I più (giovani di età compresa trai 15 e i 19 anni), rinunciano al sogno e appendono le scarpette al chiodo anzitempo. Ma non solo loro, perché altri giovanissimi (spesso impiegati nella rosa della Primavera) i cui cartellini hanno un valore certificato (ad esempio da Transfermarkt, riferimento perla Consob riguardo alle società quotate), finiscono anche loro nel calderone. Perché il valore del calciatore è tutto da dimostrare (sul campo), ma una società prima di spendere (a scatola quasi chiusa), ci pensa per bene. Insomma, così possono morire dei talenti.
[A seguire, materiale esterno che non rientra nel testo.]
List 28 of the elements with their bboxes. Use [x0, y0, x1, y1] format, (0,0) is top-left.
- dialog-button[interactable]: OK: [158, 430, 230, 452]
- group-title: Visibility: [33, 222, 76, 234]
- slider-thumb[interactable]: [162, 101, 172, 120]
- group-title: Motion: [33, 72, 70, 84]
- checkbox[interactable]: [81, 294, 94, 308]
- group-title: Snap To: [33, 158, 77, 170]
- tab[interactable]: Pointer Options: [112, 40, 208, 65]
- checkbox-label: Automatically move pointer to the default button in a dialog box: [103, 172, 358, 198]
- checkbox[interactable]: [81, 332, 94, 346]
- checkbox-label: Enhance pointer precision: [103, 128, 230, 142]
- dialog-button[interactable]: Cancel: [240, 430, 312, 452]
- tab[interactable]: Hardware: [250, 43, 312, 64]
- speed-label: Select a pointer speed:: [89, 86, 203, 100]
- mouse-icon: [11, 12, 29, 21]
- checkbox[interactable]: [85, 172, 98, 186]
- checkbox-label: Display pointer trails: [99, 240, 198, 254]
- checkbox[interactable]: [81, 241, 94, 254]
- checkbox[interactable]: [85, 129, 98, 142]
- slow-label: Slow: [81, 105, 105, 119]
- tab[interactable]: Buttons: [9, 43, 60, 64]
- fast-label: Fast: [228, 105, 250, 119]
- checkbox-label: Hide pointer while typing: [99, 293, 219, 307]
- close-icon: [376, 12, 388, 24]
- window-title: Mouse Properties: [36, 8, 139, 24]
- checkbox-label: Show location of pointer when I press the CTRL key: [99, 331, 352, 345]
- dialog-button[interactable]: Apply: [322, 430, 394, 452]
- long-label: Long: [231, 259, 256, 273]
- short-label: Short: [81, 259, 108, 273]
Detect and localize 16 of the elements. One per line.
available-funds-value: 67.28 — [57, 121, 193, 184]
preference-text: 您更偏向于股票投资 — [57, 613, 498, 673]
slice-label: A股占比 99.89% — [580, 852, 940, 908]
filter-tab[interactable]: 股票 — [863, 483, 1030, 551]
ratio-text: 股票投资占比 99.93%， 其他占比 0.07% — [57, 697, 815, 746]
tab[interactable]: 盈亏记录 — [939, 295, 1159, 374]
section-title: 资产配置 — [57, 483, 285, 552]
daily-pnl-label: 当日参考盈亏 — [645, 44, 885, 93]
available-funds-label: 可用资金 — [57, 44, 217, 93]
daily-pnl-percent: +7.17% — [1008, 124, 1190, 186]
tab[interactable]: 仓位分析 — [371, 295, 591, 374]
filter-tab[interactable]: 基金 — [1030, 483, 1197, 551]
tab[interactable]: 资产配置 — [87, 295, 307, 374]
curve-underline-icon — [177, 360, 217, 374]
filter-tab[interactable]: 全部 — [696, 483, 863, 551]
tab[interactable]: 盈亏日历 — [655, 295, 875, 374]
Cosa che ha rischiato il centrocampista della Primavera del Novara Jacopo Scariano, per qualche mese in prestito alla Fiorentina, ma non riscattato perché il suo cartellino valeva più di 100mila euro (in questo caso il valore è reale e non sono mai state applicate plusvalenze farlocche) e nessuno spende tanto per un 17enne, a meno che non sia Pelé. Scariano, pupillo di Alberto Aquilani (uno che di calcio se ne intende), alla fine del prestito ha dovuto fare le valigie e tornare a Novara, dove però ha faticato (complice anche un incidente stradale che lo ha costretto allo stop per diverse settimane) a trovare un posto da titolare. Insomma, una carriera che poteva decollare rapidamente ha subìto un rallentamento imperdonabile, proprio perché, secondo i tecnici che lo hanno seguito, «il ragazzo è molto determinato e ha un grande talento».

 

 

 


 

 

CENTINAIA DI RAGAZZI

Dunque, nella rete del "sistema" vengono imprigionati non solo i giovani calciatori utilizzati per «fare plusvalenze», ma anche altri il cui valore è fuori discussione. Parliamo di alcune centinaia di ragazzi che militano nelle squadre under 19 e 18, non solo di Juventus, Sampdoria, Pro Vercelli, Genoa, Parma, Pisa, Empoli, Novara e Pescara, società verso le quali la procura delle Figc ha deciso di tornare ad indagare (la stessa cosa vale per 52 dirigenti), ma anche di altre squadre di serie A, B e C, consapevolmente o meno, imprigionate nel "sistema" perverso. La crisi del calcio nostrano potrebbe nasce da lì, dall'assenza di vivai capaci di arricchire non solo le squadre dei club, ma la stessa nazionale, assente da otto anni (chissà perché) dai campionati del mondo, ma prima in Europa per slancio e orgoglio di un allenatore, Roberto Mancini che oggi, più di altri, guarda lontano. Non a caso, forse anche per dare una spallata al "sistema", Mancini ha convocato in nazionale giovani talentuosi provenienti dalle giovanili, come Simone Pafundi dell'Udinese, Elia Caprile (Bari), Riccardo Calafiori (Basilea), Simone Canestrelli (Pisa), Daniel Boloca (Frosinone), Fabrizio Caligara (Ascoli), Vincenzo Millico (Cagliari), Samuele Birindelli (Monza), Alessandro Buongiorno (Torino), Nicolò Casale (Lazio), Tommaso Mancini (Juventus) e, ovviamente, il bianconero Nicolò Fagioli, solo per citarne alcuni. Ma «gli è tutto sbagliato, gli è tutto da rifare», lo ha ripetuto anche il neo ministro dello Sport Andrea Abodi: «È il momento di mettere ordine e di andare a controllare in maniera più puntuale perché ci sono società che si comportano correttamente e altre che evidentemente hanno interpretato in maniera troppo particolare le norme. Ciò determina un problema anche sul versante dell'equa competizione».